EDA Methodology Architect

at Nvidia
USD 168,000-264,500 per year
SENIOR
✅ On-site

Used Tools & Technologies

Not specified

Required Skills & Competences

Python @ 4 R @ 4 Algorithms @ 4 Machine Learning @ 4 Communication @ 4 Perl @ 4 GPU @ 4 AI @ 4 GenAI @ 4

Details

NVIDIA's success builds on a foundation of industry-leading hardware. The team develops internal EDA tools by combining advances in parallel computing, machine learning, and specialized algorithms for VLSI design. This role defines and owns the next-generation RTL2GDS flow for advanced nodes (3nm and below) and high-performance GPU, CPU and SoC designs.

Responsibilities

  • Work directly with core P&R engine developers to define real-world optimization problems, shape requirements and roadmaps, and provide detailed feedback on engine behavior, QoR, and scalability.
  • Define and roll out next-gen flows, including refactoring legacy flows and consolidating ad-hoc solutions into scalable, maintainable frameworks used across multiple design teams.
  • Design and run rigorous A/B and multi-variant experiments to compare flows, engines, and tool settings.
  • Develop Python-based analytics and ML/GenAI techniques to mine large QoR datasets, recommend flow settings, and automate analysis.
  • Perform deep root-cause analysis on QoR issues across engines, tools, and flows, and drive methodologies to resolve timing closure and performance limiters.
  • Partner with architecture, RTL, DFT, synthesis, physical design, power, signoff, and CAD/methodology teams as a technical leader and bridge.
  • Drive aggressive PPA and schedule targets and the adoption of new tools and flows across the company.

Requirements

  • BS or MS in Electrical Engineering, Computer Engineering, Computer Science, or equivalent experience.
  • 8+ years of physical design experience, with deep expertise in industry-standard tools such as ICC2/Innovus and PrimeTime/Tempus.
  • Extensive hands-on P&R experience taking complex blocks or chips to tape-out with aggressive PPA targets.
  • Proven skills in Python, Perl, and TCL flow development.
  • Experience across RTL2GDS flow stages: RTL, DFT, synthesis, placement, optimization, CTS, routing, and signoff.
  • Strong problem-solving skills and self-motivation, demonstrated by simplifying complex environments and modernizing legacy tools and processes.
  • Excellent communication and collaboration skills, with a track record of driving consensus across distributed design, CAD, and R&D teams.

Ways to Stand Out

  • Experience collaborating with EDA or internal R&D teams on core engine development, co-defining features, developing benchmarks, and leading validation and deployment.
  • Expertise in designing and automating A/B tests and large-scale regressions, and analyzing large QoR datasets to understand trends and drive root-cause analysis.
  • Background in advanced-node and large-scale designs with exposure to advanced-node challenges (DFM, variability, EM/IR, power integrity).
  • Hands-on experience applying AI/ML or GenAI to physical design, QoR analysis, or flow development.

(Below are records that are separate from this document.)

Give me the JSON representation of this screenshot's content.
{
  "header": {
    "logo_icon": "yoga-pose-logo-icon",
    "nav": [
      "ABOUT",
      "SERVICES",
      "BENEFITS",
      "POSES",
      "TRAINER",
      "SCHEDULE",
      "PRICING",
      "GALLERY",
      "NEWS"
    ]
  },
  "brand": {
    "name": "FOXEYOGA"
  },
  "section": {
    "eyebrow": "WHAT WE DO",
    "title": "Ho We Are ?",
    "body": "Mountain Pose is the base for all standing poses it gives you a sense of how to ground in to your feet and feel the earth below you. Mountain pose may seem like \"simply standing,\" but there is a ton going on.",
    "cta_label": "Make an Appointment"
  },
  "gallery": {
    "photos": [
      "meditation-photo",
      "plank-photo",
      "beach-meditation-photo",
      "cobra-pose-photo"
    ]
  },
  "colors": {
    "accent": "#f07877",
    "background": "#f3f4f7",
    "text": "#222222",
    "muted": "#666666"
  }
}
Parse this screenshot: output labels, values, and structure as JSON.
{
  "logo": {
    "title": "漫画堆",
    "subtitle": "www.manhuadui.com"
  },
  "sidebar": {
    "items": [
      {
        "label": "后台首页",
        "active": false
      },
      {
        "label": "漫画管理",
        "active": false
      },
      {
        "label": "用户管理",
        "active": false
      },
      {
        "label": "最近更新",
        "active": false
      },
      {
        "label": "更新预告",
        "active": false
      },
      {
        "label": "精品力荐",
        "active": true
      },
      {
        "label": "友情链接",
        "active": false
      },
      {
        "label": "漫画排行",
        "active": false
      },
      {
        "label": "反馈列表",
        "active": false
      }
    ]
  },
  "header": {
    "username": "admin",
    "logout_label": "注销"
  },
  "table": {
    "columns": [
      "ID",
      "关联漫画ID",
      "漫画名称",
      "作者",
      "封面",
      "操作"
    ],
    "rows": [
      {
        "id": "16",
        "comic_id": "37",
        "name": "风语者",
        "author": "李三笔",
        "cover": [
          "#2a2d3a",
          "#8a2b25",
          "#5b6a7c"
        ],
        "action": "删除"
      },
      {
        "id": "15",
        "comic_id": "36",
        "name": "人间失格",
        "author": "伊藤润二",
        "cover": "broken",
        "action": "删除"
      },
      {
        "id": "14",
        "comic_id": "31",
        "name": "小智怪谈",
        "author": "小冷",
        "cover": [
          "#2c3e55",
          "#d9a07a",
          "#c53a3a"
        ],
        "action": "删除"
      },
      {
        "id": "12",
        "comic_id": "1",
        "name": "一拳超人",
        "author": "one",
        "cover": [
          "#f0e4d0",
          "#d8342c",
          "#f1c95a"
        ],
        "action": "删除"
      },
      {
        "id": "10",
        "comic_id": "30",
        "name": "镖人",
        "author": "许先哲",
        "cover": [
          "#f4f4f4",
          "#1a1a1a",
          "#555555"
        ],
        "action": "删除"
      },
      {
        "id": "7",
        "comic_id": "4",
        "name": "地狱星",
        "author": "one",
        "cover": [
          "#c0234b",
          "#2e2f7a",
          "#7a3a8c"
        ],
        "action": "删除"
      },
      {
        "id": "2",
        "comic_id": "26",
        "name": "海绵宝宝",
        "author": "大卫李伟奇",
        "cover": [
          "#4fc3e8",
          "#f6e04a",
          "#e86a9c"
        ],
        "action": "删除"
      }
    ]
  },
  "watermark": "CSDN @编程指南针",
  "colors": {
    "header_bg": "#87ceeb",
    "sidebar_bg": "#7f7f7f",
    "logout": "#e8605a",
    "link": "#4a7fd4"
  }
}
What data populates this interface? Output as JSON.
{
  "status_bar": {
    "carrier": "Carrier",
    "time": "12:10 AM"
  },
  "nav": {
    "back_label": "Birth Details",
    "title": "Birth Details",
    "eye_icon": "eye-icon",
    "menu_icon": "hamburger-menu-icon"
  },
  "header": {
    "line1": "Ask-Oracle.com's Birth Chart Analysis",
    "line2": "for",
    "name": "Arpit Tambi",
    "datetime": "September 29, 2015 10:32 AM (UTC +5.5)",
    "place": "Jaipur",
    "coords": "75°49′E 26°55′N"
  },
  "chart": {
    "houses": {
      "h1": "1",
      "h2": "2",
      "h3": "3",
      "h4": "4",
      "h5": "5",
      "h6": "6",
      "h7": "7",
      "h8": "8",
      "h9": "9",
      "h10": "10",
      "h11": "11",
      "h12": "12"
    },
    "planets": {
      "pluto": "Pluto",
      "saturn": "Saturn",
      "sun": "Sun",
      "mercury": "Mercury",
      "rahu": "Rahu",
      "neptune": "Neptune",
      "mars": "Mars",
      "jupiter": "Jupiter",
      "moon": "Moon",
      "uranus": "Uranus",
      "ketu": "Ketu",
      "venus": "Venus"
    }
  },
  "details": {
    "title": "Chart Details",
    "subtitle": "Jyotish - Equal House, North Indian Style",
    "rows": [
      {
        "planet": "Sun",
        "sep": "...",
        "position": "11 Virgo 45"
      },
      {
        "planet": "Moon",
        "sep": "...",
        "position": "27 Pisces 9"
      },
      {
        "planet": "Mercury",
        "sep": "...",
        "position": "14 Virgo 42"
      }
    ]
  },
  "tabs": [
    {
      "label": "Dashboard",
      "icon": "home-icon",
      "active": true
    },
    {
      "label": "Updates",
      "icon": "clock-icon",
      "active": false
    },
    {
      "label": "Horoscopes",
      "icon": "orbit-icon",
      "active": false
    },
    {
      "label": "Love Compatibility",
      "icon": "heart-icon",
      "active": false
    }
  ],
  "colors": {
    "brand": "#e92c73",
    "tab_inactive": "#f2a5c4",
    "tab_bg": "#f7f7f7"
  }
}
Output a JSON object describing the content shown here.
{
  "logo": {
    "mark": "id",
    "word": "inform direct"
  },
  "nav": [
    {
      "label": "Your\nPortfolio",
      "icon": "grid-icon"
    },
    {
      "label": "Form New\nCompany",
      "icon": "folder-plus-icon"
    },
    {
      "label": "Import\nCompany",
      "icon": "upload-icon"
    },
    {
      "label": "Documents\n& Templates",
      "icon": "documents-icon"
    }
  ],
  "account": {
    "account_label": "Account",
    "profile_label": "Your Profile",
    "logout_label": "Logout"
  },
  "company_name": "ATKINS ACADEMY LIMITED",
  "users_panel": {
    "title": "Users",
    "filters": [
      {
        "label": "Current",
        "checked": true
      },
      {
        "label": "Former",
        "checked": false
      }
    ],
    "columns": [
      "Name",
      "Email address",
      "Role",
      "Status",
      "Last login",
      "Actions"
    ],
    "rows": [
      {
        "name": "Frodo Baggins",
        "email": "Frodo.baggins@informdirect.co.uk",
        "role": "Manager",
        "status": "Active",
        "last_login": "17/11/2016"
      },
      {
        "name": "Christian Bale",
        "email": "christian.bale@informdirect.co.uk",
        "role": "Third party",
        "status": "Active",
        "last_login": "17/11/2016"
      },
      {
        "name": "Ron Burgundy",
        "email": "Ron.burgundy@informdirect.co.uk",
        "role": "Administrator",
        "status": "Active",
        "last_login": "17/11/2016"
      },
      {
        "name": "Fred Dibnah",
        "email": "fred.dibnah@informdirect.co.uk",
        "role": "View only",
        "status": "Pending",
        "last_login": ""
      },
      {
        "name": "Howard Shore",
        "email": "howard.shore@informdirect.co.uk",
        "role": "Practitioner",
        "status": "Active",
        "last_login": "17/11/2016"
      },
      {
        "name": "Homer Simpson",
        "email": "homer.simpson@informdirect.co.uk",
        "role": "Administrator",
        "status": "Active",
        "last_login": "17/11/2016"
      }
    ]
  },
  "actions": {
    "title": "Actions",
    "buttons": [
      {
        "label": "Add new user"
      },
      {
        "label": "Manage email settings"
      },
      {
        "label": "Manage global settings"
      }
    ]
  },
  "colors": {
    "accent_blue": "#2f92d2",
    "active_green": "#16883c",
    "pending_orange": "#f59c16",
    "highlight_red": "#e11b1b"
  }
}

Compensation & Additional Information

  • Base salary range: 168,000 USD - 264,500 USD (determined based on location, experience, and pay of employees in similar positions).
  • Eligible for equity and benefits.
  • Applications accepted at least until January 13, 2026.
  • NVIDIA uses AI tools in its recruiting processes and is an equal opportunity employer.